Laut Umfragen war das wichtigste Thema für die Wähler tatsächlich die Flüchtlingspolitik, das zweitwichtigste allerdings die soziale Gerechtigkeit. Deswegen kann man es sich nicht zu einfach machen. Im Unmut über die Flüchtlingspolitik eskaliert auch eine jahrelang aufgestaute Wut über die ungerechte Verteilung und die wachsende soziale Spaltung im Land. Aber natürlich hat Merkels Politik seit letzten Herbst in besonderem Maße zu Unsicherheit und Ängsten geführt. Es ist verantwortungslos, im Bundeshaushalt Milliarden zu bunkern und gleichzeitig zuzulassen, dass die Kämmerer in den Kommunen kürzen müssen, um bestimmte Integrationsaufgaben zu finanzieren.

Merkels Politik hat letztlich der AfD den Durchbruch gebracht. Das sieht man auch in der Historie. Die AfD lag im letzten Sommer bei drei Prozent. Viele haben gehofft, dass sich diese Partei nach der Spaltung erledigen könnte. Und jetzt zieht sie in einen Landtag nach dem nächsten ein, in der Regel zweistellig.

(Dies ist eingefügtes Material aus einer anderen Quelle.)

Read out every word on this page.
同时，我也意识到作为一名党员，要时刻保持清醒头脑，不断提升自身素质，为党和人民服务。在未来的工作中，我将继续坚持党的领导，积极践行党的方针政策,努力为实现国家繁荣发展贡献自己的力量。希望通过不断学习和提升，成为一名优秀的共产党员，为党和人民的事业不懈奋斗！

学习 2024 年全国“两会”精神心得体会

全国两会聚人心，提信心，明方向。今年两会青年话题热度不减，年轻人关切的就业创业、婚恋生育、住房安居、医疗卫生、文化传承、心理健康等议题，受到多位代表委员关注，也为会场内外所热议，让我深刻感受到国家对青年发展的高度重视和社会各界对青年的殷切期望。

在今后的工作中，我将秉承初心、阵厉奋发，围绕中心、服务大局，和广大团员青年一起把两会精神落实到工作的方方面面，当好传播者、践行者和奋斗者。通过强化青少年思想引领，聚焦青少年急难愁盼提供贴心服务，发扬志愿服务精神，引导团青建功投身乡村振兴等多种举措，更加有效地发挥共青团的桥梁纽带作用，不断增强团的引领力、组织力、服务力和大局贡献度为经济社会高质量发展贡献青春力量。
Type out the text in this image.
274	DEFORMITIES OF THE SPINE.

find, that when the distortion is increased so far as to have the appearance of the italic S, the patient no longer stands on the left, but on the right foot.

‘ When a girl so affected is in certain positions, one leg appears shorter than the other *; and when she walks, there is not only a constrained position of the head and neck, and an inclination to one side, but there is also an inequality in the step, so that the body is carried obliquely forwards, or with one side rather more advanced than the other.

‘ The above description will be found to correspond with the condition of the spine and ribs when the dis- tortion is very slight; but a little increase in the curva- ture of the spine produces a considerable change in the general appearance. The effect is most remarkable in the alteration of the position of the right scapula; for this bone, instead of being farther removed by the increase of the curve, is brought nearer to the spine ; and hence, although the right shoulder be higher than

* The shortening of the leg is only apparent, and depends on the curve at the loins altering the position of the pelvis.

In Mecklenburg-Vorpommern ist nun außer einer Fortführung der Regierung aus SPD und CDU auch eine rot-rote Koalition möglich. Sollte ihre Partei das ernsthaft sondieren?

Das Wahlergebnis ist für uns nicht gerade ein Regierungsauftrag. Natürlich kann man Gespräche führen. Aber natürlich könnte sich die Linke nur an einer Regierung beteiligen, die tatsächlich soziale Missstände beseitigt und spürbar die Lebensverhältnisse von Menschen verbessert. Ob das jetzt tatsächlich in Mecklenburg-Vorpommern möglich ist, muss vor Ort sondiert werden.

Sahra Wagenknecht (47) ist Vorsitzende der Linksfraktion im Bundestag.